Какая-то пара фраз этого определенно находчивого старика, а у меня аргументы уже на исходе. Вместо того, чтобы препираться, я предпочитаю отдать ключ от своей мастерской камердинеру, который только что появился в гостиной. Я объясняю ему, где найти мои инструменты и запасные детали, и он тут же разворачивается и исчезает. Не слишком разговорчивый детина! Оставшись наедине с графом, я кляну себя за то, что так быстро сдался. Конечно, он не ошибается. Как и всем моим собратьям, мне случается работать прямо у клиента над тяжелыми экземплярами, или даже более легкими, если там простые механизмы и обычные шестерни, вроде тех, что используются в этих старых автоматах. Но боже мой, все равно это я решаю, как мне делать свою работу! Мне совершенно необходимо вернуть инициативу в свои руки.

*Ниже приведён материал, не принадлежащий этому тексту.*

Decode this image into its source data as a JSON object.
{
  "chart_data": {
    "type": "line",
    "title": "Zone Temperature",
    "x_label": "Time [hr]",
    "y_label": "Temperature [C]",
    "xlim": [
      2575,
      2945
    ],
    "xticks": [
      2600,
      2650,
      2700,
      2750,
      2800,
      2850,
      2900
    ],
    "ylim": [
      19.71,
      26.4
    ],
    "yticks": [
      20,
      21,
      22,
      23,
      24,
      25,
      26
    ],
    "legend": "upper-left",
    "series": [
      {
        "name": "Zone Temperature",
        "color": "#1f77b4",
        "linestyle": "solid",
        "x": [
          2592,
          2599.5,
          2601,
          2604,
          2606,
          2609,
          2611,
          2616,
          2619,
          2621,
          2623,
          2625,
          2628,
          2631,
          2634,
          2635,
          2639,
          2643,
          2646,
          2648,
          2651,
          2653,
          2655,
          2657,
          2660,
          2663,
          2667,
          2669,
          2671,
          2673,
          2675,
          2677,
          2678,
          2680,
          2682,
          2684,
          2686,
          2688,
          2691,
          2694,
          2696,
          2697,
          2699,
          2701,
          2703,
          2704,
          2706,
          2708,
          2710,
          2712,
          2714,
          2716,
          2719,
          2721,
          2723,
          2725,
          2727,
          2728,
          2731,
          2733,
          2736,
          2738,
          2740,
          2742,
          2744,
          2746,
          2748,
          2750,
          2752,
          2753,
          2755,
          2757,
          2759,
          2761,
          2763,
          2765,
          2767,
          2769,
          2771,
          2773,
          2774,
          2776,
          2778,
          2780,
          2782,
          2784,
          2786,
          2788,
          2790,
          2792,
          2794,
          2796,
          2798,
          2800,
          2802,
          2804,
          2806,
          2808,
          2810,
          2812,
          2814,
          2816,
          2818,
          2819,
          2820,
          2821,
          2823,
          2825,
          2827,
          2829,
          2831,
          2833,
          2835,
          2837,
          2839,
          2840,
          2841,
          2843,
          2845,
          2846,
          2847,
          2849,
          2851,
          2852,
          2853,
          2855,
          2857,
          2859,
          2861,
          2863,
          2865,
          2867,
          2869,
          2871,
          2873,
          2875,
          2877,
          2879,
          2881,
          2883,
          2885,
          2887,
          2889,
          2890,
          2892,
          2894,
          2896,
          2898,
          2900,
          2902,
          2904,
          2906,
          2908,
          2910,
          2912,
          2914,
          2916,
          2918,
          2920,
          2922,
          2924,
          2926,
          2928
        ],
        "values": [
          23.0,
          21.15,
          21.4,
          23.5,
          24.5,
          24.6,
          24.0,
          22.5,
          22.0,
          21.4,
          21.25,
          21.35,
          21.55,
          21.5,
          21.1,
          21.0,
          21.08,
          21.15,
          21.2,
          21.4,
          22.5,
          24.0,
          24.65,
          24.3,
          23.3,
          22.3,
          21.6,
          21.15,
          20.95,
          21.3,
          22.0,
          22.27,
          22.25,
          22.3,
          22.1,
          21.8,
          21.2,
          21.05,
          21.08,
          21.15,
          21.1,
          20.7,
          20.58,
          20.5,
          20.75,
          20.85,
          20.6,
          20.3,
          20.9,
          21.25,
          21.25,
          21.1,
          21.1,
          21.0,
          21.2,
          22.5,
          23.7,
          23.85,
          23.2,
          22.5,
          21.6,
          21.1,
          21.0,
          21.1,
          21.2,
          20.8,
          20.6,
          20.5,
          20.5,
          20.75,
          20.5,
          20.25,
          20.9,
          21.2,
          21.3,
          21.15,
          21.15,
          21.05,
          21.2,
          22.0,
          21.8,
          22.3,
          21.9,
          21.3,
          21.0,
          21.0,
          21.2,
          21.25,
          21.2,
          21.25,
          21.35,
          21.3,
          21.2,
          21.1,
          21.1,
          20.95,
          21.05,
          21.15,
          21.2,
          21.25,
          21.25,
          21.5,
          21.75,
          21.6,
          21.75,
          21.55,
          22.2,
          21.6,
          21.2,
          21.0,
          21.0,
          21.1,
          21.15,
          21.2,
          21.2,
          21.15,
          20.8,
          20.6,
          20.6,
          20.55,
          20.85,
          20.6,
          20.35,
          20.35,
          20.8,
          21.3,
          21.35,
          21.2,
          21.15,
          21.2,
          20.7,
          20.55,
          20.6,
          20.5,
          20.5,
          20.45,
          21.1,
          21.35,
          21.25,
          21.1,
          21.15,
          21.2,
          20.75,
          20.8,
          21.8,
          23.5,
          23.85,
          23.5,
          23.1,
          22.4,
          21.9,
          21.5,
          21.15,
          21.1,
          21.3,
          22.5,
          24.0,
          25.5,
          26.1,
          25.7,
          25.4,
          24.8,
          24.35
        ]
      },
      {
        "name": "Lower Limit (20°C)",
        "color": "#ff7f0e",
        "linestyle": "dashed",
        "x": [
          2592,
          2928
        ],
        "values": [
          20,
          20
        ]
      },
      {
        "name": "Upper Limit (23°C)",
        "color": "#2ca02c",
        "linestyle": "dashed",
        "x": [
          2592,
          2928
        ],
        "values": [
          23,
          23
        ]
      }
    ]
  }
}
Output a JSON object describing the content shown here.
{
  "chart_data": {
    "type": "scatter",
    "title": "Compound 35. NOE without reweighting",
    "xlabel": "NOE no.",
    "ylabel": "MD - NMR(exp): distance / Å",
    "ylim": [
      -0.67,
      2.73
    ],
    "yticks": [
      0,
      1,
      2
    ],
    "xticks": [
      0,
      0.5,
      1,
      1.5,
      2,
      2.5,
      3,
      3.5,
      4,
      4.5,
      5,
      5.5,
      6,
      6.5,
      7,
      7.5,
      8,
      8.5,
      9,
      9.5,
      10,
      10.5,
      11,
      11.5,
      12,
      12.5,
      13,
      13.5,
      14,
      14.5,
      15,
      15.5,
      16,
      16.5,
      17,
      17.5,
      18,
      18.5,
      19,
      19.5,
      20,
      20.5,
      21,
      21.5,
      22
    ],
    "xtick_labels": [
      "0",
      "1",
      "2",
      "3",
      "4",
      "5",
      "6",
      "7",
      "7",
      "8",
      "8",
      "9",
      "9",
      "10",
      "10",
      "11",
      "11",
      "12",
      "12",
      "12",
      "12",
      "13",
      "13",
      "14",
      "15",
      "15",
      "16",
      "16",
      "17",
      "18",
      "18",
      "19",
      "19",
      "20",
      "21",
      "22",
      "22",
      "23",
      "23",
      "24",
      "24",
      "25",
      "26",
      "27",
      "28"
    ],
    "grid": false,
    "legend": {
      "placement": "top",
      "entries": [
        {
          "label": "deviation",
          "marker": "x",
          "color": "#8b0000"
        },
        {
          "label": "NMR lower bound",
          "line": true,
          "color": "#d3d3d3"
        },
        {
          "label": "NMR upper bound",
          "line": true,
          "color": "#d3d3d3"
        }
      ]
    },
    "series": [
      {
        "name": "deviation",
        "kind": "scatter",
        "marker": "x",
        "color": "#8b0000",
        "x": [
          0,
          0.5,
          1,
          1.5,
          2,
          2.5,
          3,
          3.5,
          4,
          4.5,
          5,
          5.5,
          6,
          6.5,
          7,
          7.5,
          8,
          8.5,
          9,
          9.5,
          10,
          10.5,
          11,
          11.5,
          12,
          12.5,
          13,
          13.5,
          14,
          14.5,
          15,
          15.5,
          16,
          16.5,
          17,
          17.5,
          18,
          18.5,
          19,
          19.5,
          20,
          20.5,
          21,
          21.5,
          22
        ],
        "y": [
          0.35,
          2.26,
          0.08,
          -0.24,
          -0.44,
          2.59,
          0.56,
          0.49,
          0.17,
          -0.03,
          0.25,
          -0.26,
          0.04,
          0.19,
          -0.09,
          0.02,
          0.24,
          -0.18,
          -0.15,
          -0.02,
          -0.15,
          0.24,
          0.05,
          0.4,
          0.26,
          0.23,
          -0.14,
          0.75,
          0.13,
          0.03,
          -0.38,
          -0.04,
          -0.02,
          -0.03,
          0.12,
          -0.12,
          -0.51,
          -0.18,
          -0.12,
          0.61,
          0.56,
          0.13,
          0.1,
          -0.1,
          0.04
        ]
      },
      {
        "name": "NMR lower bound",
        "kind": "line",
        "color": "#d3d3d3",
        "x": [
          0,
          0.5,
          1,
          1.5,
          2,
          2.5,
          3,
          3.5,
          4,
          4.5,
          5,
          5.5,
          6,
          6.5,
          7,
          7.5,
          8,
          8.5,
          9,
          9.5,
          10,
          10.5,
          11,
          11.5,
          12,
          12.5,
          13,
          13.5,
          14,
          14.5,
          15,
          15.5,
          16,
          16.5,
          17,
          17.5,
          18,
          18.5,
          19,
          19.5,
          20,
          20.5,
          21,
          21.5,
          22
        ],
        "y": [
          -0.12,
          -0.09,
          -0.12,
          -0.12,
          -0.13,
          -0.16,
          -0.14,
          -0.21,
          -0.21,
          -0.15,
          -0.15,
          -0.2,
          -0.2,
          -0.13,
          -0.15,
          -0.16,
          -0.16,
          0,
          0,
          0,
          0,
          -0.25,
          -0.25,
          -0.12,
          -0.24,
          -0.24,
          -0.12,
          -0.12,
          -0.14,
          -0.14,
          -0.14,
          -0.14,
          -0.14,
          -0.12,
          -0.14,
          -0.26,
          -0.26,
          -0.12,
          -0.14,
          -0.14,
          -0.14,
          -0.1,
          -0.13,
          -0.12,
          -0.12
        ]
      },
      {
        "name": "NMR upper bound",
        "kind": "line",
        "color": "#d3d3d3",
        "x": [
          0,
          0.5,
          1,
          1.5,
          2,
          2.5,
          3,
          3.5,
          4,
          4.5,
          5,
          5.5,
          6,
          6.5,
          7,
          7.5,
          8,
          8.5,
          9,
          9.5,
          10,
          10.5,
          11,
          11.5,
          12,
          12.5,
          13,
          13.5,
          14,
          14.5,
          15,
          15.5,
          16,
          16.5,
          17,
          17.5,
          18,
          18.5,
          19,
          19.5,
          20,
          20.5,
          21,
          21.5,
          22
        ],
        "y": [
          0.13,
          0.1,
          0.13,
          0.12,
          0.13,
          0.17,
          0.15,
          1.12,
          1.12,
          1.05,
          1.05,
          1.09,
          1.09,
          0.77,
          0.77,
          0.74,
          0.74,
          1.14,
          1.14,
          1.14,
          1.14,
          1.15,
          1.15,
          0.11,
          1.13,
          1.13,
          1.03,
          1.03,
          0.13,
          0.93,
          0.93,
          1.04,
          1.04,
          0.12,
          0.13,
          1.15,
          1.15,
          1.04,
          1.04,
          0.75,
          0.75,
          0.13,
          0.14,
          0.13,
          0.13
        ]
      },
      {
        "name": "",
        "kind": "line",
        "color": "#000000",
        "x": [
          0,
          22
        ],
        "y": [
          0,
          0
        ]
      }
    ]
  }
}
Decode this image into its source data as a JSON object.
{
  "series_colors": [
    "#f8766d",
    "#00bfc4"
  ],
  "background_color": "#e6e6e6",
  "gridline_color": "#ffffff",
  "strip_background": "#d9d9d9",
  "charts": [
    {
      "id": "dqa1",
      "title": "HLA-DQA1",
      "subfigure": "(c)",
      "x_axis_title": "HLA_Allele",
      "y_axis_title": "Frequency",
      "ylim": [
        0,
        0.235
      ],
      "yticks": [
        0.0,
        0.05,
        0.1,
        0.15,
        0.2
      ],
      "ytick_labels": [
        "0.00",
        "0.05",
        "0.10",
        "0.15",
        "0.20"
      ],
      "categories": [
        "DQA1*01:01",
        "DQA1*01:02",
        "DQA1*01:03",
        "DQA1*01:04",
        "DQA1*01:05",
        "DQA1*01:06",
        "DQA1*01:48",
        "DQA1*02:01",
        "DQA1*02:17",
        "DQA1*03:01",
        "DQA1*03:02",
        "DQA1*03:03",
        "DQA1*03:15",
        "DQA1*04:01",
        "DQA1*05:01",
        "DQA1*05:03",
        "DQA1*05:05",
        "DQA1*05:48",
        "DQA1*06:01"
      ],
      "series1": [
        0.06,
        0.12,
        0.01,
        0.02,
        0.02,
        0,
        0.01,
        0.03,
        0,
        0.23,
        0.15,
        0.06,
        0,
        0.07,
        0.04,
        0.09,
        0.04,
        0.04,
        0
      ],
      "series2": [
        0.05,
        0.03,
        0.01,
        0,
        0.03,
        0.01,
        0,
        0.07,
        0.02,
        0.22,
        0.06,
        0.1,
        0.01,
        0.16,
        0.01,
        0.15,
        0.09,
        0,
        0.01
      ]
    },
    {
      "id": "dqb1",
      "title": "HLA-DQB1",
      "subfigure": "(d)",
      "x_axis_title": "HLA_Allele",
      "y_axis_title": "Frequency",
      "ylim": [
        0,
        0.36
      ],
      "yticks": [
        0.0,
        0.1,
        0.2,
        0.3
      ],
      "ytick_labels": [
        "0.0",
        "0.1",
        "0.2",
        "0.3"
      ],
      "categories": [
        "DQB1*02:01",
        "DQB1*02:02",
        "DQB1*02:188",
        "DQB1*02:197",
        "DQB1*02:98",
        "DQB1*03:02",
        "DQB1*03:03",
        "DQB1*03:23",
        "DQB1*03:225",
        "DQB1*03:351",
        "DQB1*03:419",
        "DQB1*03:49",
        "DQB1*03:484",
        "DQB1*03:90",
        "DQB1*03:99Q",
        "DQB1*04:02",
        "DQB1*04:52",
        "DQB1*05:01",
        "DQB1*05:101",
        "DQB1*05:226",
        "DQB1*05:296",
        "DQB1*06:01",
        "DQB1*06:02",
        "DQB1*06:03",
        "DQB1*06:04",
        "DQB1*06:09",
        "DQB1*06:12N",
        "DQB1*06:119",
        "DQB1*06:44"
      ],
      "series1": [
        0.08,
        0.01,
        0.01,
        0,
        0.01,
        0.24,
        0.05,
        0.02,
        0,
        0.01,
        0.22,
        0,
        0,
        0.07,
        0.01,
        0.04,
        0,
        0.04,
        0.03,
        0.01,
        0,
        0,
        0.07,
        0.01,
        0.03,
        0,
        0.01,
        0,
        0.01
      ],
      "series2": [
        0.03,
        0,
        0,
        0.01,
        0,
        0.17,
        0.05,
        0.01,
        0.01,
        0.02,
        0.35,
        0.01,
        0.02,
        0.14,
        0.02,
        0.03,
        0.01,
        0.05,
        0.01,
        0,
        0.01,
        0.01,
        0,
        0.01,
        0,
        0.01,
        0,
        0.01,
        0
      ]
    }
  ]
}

— Я согласился из уважения к вашему преклонному возрасту, но поймите, что я никогда так не работаю. Вы не слишком-то облегчаете мне задачу, и я не в восторге от идеи работать у вас на кухне. Удивлюсь, если там окажется такое же хорошее освещение, как в этой комнате. Я настаиваю, таким образом, на работе в этой гостиной, этот большой стол прекрасно подойдет, — говорю я, указывая подбородком на предмет обстановки позади себя. Я понимаю, что придираюсь попусту, но я непременно должен доказать себе самому, что не превратился в мальчика у него на побегушках. Это его бесит — судя по тому, как он взмахивает своей тростью. Он, должно быть, сдерживает свой гнев, но по всему видно: он хочет, чтобы его игрушку починили как можно скорее. Я чувствую, что он готов уступить. Ненадолго подумываю, что мог бы даже взять назад свое согласие и оставить его на произвол судьбы с его проклятым автоматом, хотя бы и пришлось вернуться в город пешком. Но ненадолго — потому что от меня не ускользнуло упоминание графа о хорошей награде.
— Вам просто хочется покапризничать. Кухонный огонь дал бы прекрасное освещение, но я согласен. Будете работать на этом столе, но я строго-настрого запрещаю вам вставать со стула, пока автомат снова не заработает! Идите, садитесь на него и сразу же начинайте разбирать музыкальную шкатулку. Необходимые щипчики найдете в ящике стола.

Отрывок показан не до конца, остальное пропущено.